There is often a lady that preaches alone in our town.  She stands and sings and talks about God and forgiveness and love.  She stands alone.  And we are frequently shocked at how openly people mock and abuse her for doing so.  But week after week she returns.  And my children always say hello to her.  My daughter tells her she is brave and lovely for singing.  And they respect the fact that she is sharing her views.  My son is upset when he sees people abusing her.  And I am thankful for that. That he has a fire in his soul and a passion against injustice. 

Secondly, with regards to diversity.  When my daughter was in school, she came home one afternoon, aged 6 and pointed her second finger at me.  "Is this swearing Mum?" she asked.   I presumed what had happened was that someone had flipped her the bird, and she was trying to communicate this to me.  So we sat and had a chat about what had happened.

Apparently, a girl in her class (who I knew all-too-well by then!) had been copying her spellings.  This time my daughter refused to let her.  Her response, at SIX YEARS OLD, was to flip my daughter the bird and call her "gay".

For a moment I had no words - the anger just surged inside me.

I was angry about the swearing, but so much more I was angry about the use of the word "Gay" as an insult.  So firstly, I rang the school - and went bat sh*t crazy!  A six year old child, using the word gay as an insult??  This needed to be recorded, and dealt with asap I said.  There will be children in that class who are gay, who already know they are gay, and will have heard that prejudice from a child so young.  The teacher defended the child, surely she didn't know or understand what she was saying.  That's as may be, but she understood that from somewhere she has learnt that it is an insult, a slur, to call someone gay.  And that's not ok.  And she needs to be told that's not ok.

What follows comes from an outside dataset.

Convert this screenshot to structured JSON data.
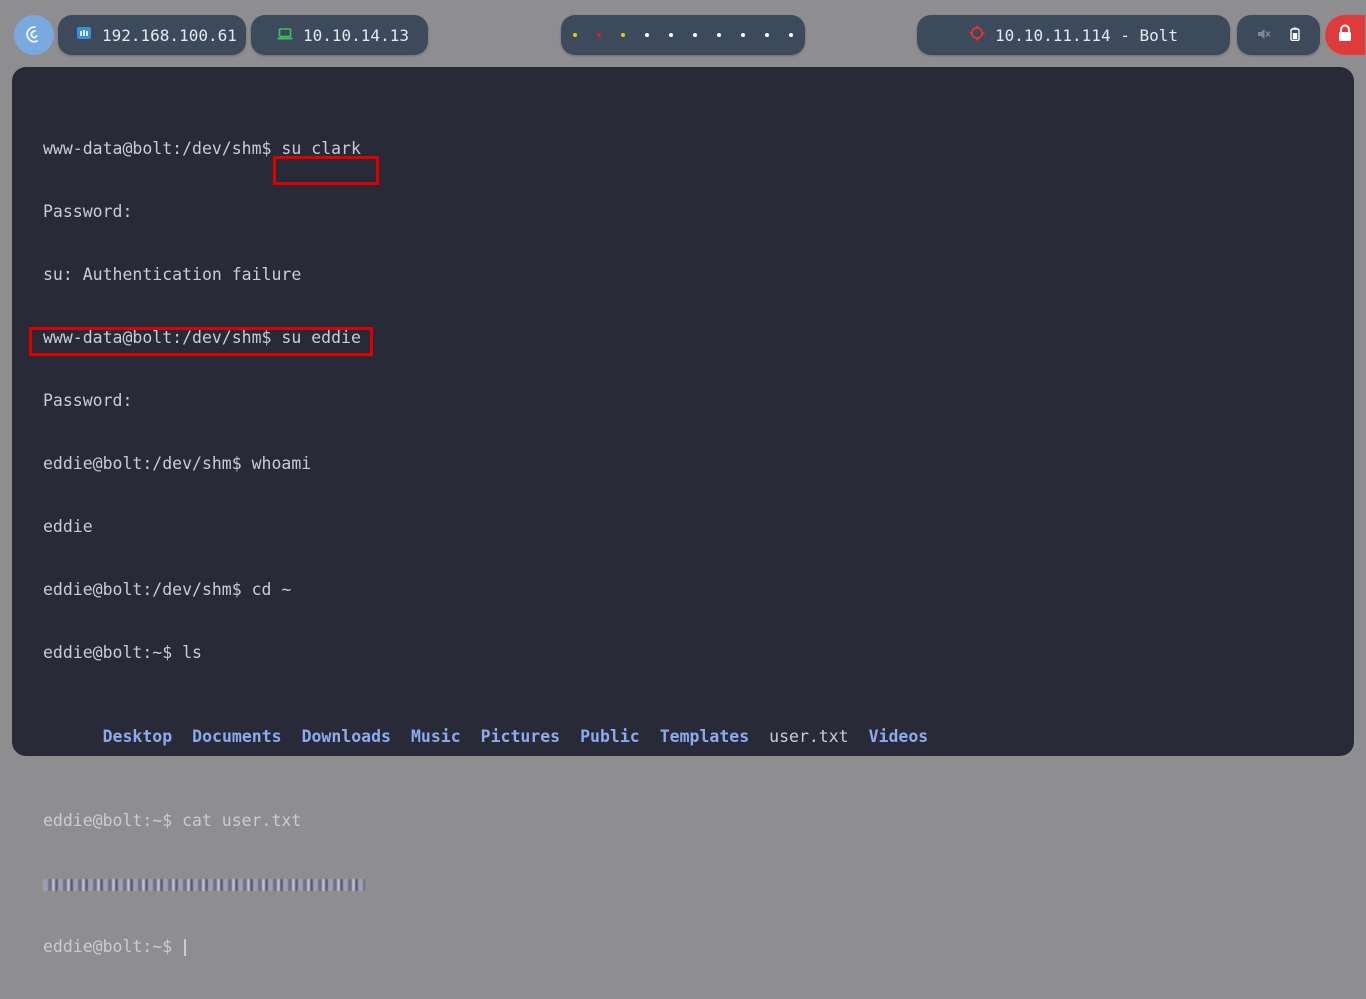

Then I sat and talked with my daughter.  She did not understand what the word gay meant - because I had never felt the need to address it.  So I explained that it meant you love people of the same sex as you, boys and boys, girls and girls. 

"Oh" she shrugged. "Like Uncle H and Uncle A and Auntie E and Auntie J and......." and proceeded to reel of a list of gay and lesbian friends of mine, of ours. 

Yes hun.  Exactly that.

"I don't get it Mum" she said "why's that an insult?"

That's the point baby, it's not. But from ignorance some people think it is.  Simply because there are less gay people than straight people, therefore some people think because it is different to them it is in some way less.

"That's stupid" she said.

Yes baby, it is.  And you are six.  And you already knew this.  And you already accepted all people in love, as they have been presented to you.

And had I taught her this?

Not specifically.  We had never sat down with "I have two Daddys" books or "Mum & Mummy & Me"  but just because our lives reflect inclusivity.  And naively I was shocked that some other people's don't - still. 

So how exactly, I wonder, am I shielding her from the world?   From bigotry, racism, bullying, hate - yes I am happy to shield her from those things, for as long as I am able to do so.  And to teach her to be steadfast in her beliefs, in her acceptance and in her love.  So that she is ready to stand against them as she encounters them. And she is, and she does, frequently!

So we continue to go in to the world, open hearted and accepting.  Do people hurt us?  Yes.  The world can be a sh*tty place, there's no denying that.  There's plenty of wolves at the door who are waiting to take advantage of kindness.  But should we let it change us?  Stop being kind?  Withold our acceptance? 

No. Because Mummy teaches them also to be strong.  That we will walk the same streets regardless of whether we are looking at the gutter or up at the sun.  So best to hold our heads high, keep our gaze straight and smile.  And be kind.  I really don't get what's so difficult about that?